- Tesla topped analysts estimates of Q3 delivery numbers and gave a strong Q4 outlook.
- Strong delivery numbers will help Tesla raise much-needed funds.
- Strong delivery numbers will drive Tesla stock going into Q3 earnings, but risks still persist.
The last couple of months have been a rocky ride for Tesla (NSDQ:TSLA) investors as the stock plunged more than 10% on a slew of bad news, be it the safety concerns surrounding Tesla’s autopilot mode, the liquidity crunch or its decision to acquire SolarCity. But after a long wait, there are some good news to cheer up Tesla investors. On Friday Tesla stock gained 1.6% after the company reported that its autopilot was not to blame for a crash in Germany.

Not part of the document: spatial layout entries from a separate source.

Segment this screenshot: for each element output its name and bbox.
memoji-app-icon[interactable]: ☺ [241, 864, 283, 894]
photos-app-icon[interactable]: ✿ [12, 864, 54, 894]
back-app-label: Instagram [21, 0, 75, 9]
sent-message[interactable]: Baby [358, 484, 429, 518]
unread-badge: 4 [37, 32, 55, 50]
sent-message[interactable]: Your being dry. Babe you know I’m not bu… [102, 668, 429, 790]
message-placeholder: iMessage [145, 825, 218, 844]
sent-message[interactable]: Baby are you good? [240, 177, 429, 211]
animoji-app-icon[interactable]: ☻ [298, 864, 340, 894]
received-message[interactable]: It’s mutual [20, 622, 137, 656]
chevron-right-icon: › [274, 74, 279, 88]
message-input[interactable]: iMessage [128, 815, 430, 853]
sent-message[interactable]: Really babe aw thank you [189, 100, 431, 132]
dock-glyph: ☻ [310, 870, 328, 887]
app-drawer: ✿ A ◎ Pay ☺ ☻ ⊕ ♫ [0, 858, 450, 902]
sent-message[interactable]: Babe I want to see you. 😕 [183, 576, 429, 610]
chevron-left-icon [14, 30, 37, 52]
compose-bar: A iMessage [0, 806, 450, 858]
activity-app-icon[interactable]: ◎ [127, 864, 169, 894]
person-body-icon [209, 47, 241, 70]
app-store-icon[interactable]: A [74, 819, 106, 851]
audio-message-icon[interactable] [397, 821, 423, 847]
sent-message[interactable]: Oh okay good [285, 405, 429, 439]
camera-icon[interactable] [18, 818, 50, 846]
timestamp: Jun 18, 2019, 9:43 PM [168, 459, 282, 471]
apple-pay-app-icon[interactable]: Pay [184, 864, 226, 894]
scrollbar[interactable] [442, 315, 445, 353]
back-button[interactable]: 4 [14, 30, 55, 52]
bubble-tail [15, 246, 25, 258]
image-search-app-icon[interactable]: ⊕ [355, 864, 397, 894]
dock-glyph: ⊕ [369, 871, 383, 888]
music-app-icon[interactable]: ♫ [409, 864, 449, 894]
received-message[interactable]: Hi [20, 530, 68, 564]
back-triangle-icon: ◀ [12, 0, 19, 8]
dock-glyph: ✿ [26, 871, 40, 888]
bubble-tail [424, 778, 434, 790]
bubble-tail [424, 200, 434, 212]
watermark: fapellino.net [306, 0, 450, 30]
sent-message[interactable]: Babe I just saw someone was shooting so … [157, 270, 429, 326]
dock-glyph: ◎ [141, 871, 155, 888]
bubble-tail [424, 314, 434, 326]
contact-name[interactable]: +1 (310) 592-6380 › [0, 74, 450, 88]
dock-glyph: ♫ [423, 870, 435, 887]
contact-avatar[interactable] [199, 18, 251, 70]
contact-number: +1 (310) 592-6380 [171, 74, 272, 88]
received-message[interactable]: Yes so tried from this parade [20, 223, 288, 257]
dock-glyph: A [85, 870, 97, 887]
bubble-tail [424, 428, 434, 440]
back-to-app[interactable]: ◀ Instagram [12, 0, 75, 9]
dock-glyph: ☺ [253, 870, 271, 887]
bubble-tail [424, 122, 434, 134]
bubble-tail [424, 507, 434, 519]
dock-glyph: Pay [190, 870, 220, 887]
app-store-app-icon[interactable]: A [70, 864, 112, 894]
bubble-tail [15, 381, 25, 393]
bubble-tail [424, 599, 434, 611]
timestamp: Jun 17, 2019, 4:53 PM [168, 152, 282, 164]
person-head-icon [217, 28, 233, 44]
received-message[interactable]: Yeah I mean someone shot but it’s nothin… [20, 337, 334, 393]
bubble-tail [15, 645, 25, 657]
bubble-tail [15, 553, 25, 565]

Later, the company posted strong delivery numbers and guided for even better numbers in Q4. This is a really good news for Tesla investors, as the stock moves more on delivery numbers than on earnings. In a press release on October 2nd Tesla noted:
Tesla (NASDAQ: TSLA) delivered approximately 24,500 vehicles in Q3, of which 15,800 were Model S and 8,700 were Model X. This was an increase of just over 70% from last quarter's deliveries of 14,402. Our Q3 delivery count should be viewed as slightly conservative, as we only count a car as delivered if it is transferred to the customer and all paperwork is correct.
Tesla also reported that production rose to 25,185 vehicles in Q3, an increase of 37% from Q2 production of 18,345. And while maintaining its H2 2016 target of 50000 units, it said that Q4 will be better than Q3. The company had missed its delivery estimates in last two quarters. Tesla's sales mix is also improving, with the ratio of lower end Model S cars sold per Model X declining from 2.1:1 in the last quarter to 1.8:1 in this quarter. This is likely to help Tesla's profitability.
Cash Flow Needs
Tesla needs to post a strong Q3 result as the company is planning to approach investors to raise $1.5 billion. And after a few bad quarters and continued losses from operations, many investors are reluctant to invest in Tesla. Tesla's decision to acquire SolarCity made matters even worse. Elon Musk knew the importance of a good Q3 to convince investors. In an email to Tesla employees, Musk said: "We are on the razor’s edge of achieving a good Q3, but it requires building and delivering every car we possibly can,". And going by the looks of it, Tesla may manage to post a good quarter. In an email, a few days back Musk has said that Q3 is “likely to be the best ever in Tesla history.”.
Tesla is completely reliant on the market for its investment needs. It has approached the market on regular basis to shore up its finances as Tesla doesn't have internal resources to do it. The company has been burning cash quarter after quarter. In 2015 Tesla burned more than $300 million cash in operations with free cash flow coming in at -$2.1 billion.
Aggressive Sales Strategy
To ensure that it meets its delivery targets Tesla had engaged in aggressive selling. According to Brad Erickson, an analyst at Pacific Crest Securities, Tesla has been aggressively discounting its Model S in the US to boost its Q3 delivery numbers (discounting is against Tesla's policy). He reported that "Tesla has been employing a deeper discounting formula to drive sales of inventory models, with all offers expiring this Friday, the last day of the quarter.” So the question is, how much of an impact will aggressive selling have on Tesla's cash flow and profitability. As Elon Musk had pointed out in his email, profitability is crucial for Tesla to raise money.
"Even more important, we will need to raise additional cash in Q4 to complete the Model 3 vehicle factory and the Gigafactory. The simple reality of it is that we will be in a far better position to convince potential investors to bet on us if the headline is not “Tesla Loses Money Again”, but rather “Tesla Defies All Expectations and Achieves Profitability”. That would be amazing! "
According to Musk Tesla's GAAP profit numbers were few percentage points into negative towards the end of August. And Musk was confident that Tesla can push the number to positive territory.
Tesla stock is likely to gain after the company reported strong delivery numbers. Tesla stock is driven more by delivery numbers than by the earnings. Tesla has also posted a strong Q4 outlook. With good Q3 numbers, Tesla may manage to raise funding, which is very critical for its continued operations at decent terms. But the medium term risks still remain. The competition in the EV segment is likely to hot up, which may impact Tesla's margins going forward. Also, there is uncertainty surrounding the acquisition of SolarCity and the Altman Z score shows a high risk of bankruptcy risk, especially if SolarCity is merged with Tesla. For now Tesla stock continues to be a risky bet in the medium term.